Example: Setting the default_factory to int makes the defaultdict useful for counting

from collections import defaultdict

s = "mississippi"
d = defaultdict(int)

for k in s:
    d[k] += 1
>>> d.items()
dict_items([('m', 1), ('i', 4), ('s', 4), ('p', 2)])
  • When a letter is first encountered, it is missing from the mapping, so the default_factory function calls int() to supply a default count of zero.
  • The increment operation then builds up the count for each letter.

collections.ChainMap

  • Quickly links a number of mappings so they can be treated as a single unit. It is often much faster than creating a new dictionary and running multiple update() calls.

  • Is an updatable view over multiple dicts, and it behaves just like a normal dict (All of the usual dictionary methods are supported).

  • Can be used to simulate nested scopes and is useful in templating.

  • Use cases

    • Searching through multiple dictionaries

      Example:

      >>> toys = {'Blocks': 30, 'Monopoly': 20}
      >>> computers = {'iMac': 1000, 'Chromebook': 800, 'PC': 400}
      >>> clothing = {'Jeans': 40, 'T-Shirt': 10}
      
      >>> from collections import ChainMap
      >>> inventory = ChainMap(toys, computers, clothing)
      

      Test some normal dict operations:

      >>> inventory['Monopoly']
      20
      
      >>> inventory.get('Mario Bros.')
      None
      
      >>> inventory.pop('Blocks')
      200
      
      >>> inventory['Blocks']  
      # KeyError: 'Blocks'
      

      If we now add a toy to the toys dictionary, it will also be made available in the inventory. This is the updatable aspect of a ChainMap.
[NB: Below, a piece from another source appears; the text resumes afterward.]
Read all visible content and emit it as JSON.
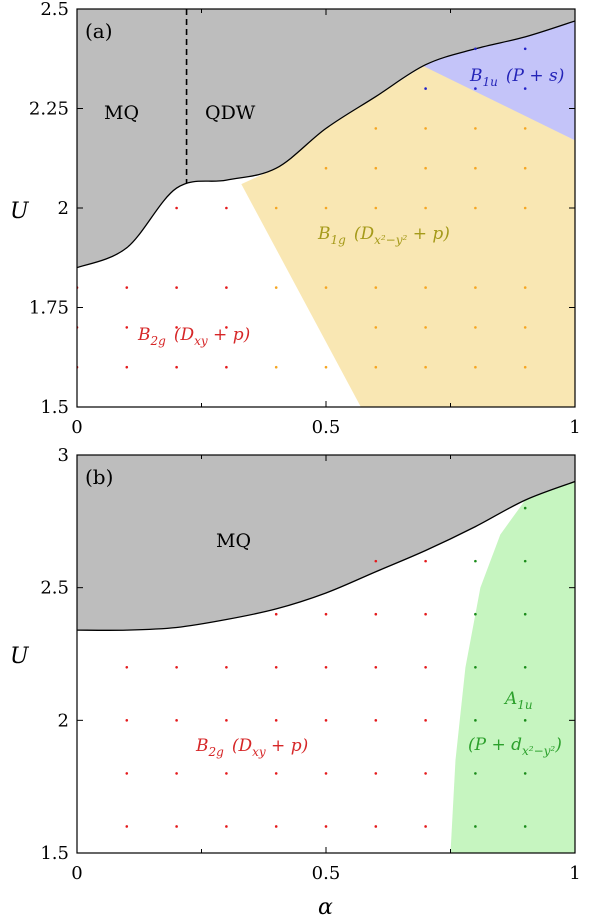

      >>> toys['Nintendo'] = 200
      >>> inventory['Nintendo']
      200
      

      A nice feature is that while in our example toys, computers and clothing are all in the same context (the interpreter), they could come from totally different modules or packages. This is because ChainMap stores the underlying dictionaries by reference.

    • Providing a chain of default values

    • Performance-critical applications that frequently compute subsets of a dictionary

More see:

types.MappingProxyType

  • A wrapper around a standard dictionary that provides a read-only view into the wrapped dictionary’s data. It can be used to create immutable proxy versions of dictionaries.
  • Using MappingProxyType allows you to put these read-only restrictions in place without first having to create a full copy of the dictionary

Example

from types import MappingProxyType

writable = {"one": 1, "two": 2}
read_only = MappingProxyType(writable)
>>> read_only["one"]
1

The proxy is read-only. Trying to modify the proxy will cause an error:

>>> read_only["one"] = 23
---------------------------------------------------------------------------
TypeError                                 Traceback (most recent call last)
Cell In [19], line 1
----> 1 read_only["one"] = 23

TypeError: 'mappingproxy' object does not support item assignment

Updates to the original are reflected in the proxy:

>>> writable["one"] = 42
>>> read_only["one"]
42

Conclusion

If you’re looking for a general recommendation on which mapping type to use in your programs, it is recommended to use the built-in dict data type. It’s a versatile and optimized hash table implementation that’s built directly into the core language.

It is ONLY recommended that you use one of the other data types listed here if you have special requirements that go beyond what’s provided by dict.